Downloading TED talks
=====================

If you just want to `download TED talks`_, you don't need to install this
package, or even Python. All you need to do is get a
`download client that supports the Metalink standard`_ and choose one of the
`daily updated metalinks`_.

.. _download TED talks: http://metated.petarmaric.com/
.. _download client that supports the Metalink standard:
        http://en.wikipedia.org/wiki/Metalink#Client_programs
.. _daily updated metalinks: http://metated.petarmaric.com/

Installing and running metaTED
==============================

You can install metaTED with `pip`_ via ``pip install metaTED``. You can run it
with ``metaTED``, or ``metaTED -h`` to get help and the list of all available
options.

The project itself is `hosted on bitbucket`_, from where you can get the code
and report bugs.

.. _pip: http://pip.openplans.org/
.. _hosted on bitbucket: http://bitbucket.org/petar/metated/

New in metaTED 2.0.0
====================

metaTED 2.0.0 has been in the works for some time. It's the bigest change yet in
the projects short lived 2.5 year history. Cool stuff has been added, bugs were
fixed, but the API has seen some backwards incompatible changes as well.

Feature additions
-----------------

    * Fixed `issue #4`_ - Added talk subtitles support, as per popular request.
      Major thanks to Randall Mason for the initial implementation.

    * Added parallelism to the crawler, leading to substantial performance
      improvements.

    * Added filming year, publishing year and event name to talks metadata,
      which automagically added new possible talk groupings.

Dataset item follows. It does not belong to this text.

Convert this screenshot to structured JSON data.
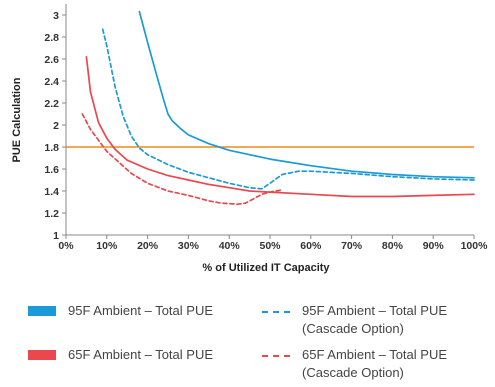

    * Added parallelism to the metalink generator, leading to substantial
      performance improvements.

.. _issue #4: https://bitbucket.org/petar/metated/issue/4/include-subtitles

Bugfixes
--------

    * Updated talk theme markers as TED updated their HTML layout and improved
      error handling.

    * Updated video download markers and download URLs detection code as TED
      updated their HTML layout.

    * Updated author markers and detection code as TED updated their HTML
      layout.

    * talk_info metadata cache is written to disk as soon as possible to
      minimize data loss on errors.

    * Removed `setup.cfg` as we no longer need it.

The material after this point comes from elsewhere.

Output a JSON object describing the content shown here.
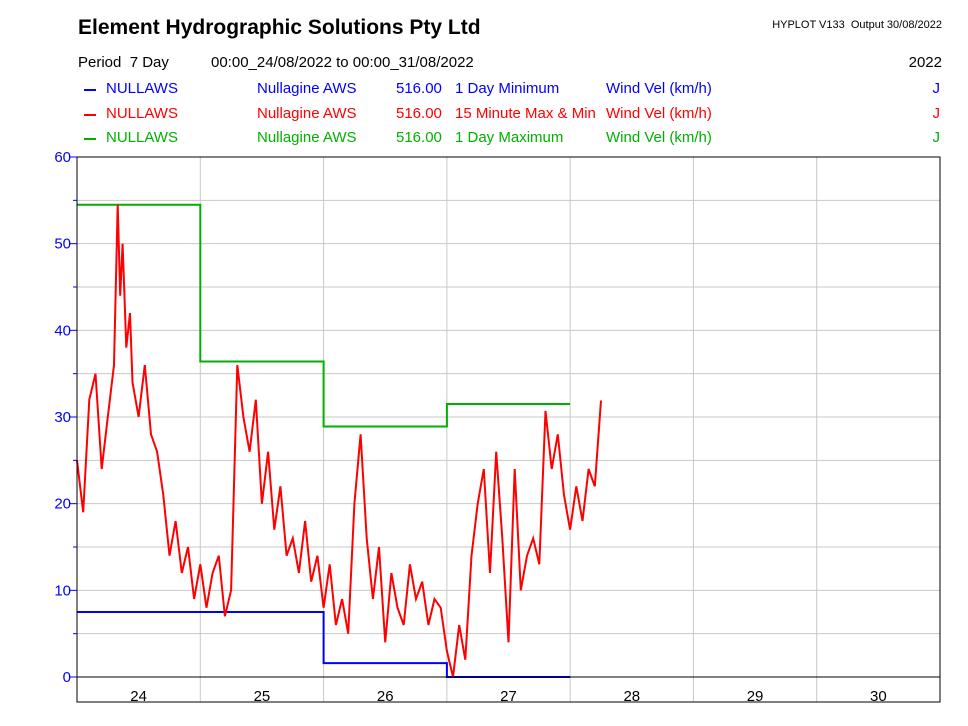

    * Removed the `dreamy-trac` project reference from `LICENSE`.

Internals
---------

    * Switched from using `setuptools` to `distribute` for packaging.

    * Removed crawler based page caching as it's no longer used nor needed.

    * Switched from `BeautifulSoup` to `lxml` and removed custom crawler code in
      favor of `lxml.html.parse`.

    * Minimal Python version bumped from 2.4+ to 2.6+.

    * Major refactoring to modernize existing codebase, while improving code
      style, optimizing performance and getting rid of accumulated technical
      debt. Existing API has suffered a bit.